How Do Interest Charges Affect the Statements of Cash Flows? | Small business
Through Updated on March 05, 2019
As a business owner or executive, you’ve probably looked at each of your company’s major financial statements – the income statement, balance sheet, statement of equity, and statement of cash flows – to assess the property. -be fiscal of your company. What may not be obvious from a review of these documents is how they relate to each other. For example, interest charges carried over to your company’s income statement reduce the amount of cash recorded on the corresponding cash flow statement.
Statement of cash flows
The cash flow statement uses information from your company’s income statement and balance sheet to show whether or not your company was successful in generating cash during the period defined in the report header. Simply put, your business cash flow statement shows how your business has generated and used cash. Your cash flow statement will show your business’s cash inflows and outflows with respect to operations, investments, and financing. The last line of the cash flow statement will reveal whether your business has experienced an increase or decrease in cash flow over a set period of time.

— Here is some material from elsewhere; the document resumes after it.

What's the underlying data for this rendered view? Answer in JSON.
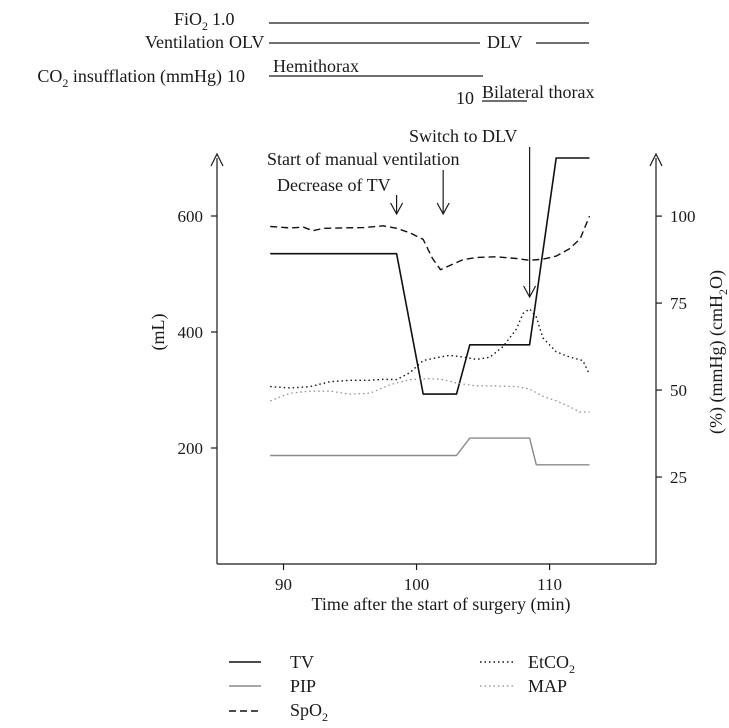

Operating activities in the cash flow statement
The operating activities section of your company’s cash flow statement determines whether the net profit or loss reported on your income statement increased or decreased your company’s cash flow amount. Since your income statement is most likely prepared on the accrual basis of accounting, the operating activities section of your company’s cash flow statement will present the net income recorded in your income statement so that it only includes income that was actually received and expenses that were paid during the weeks or months recorded in the cash flow statement.
This means that your business interest expense will only reduce your business cash flow amount to the extent that your business has set aside money to cover expenses.
Interest expense on the income statement
Since the net profit or loss reported on your company’s cash flow statement already represents the interest expense paid by your business during a given period, the amount paid will not appear on a separate line. your company’s cash flow statement. Instead, the amount of interest expense your business incurred will show up as an item on your income statement under the “non-operating or other” category.
Principle of loan registration
Even though interest expense reduces your cash flow and is recorded in the operating activities section of your company’s cash flow statement and in non-operating expenses in its income statement, the balance of the loan taken out by your company and the principal repayments it makes on the loan are only recorded in the financing activities section of your company’s cash flow statement.
The loan amount and principal repayments made on it do not appear on your company’s income statement because the borrowed money is not considered income generated from the sale of the goods or services of the loan company. your business even if the loan and the payments made on it affect the amount of your cash inflows and outflows from the business.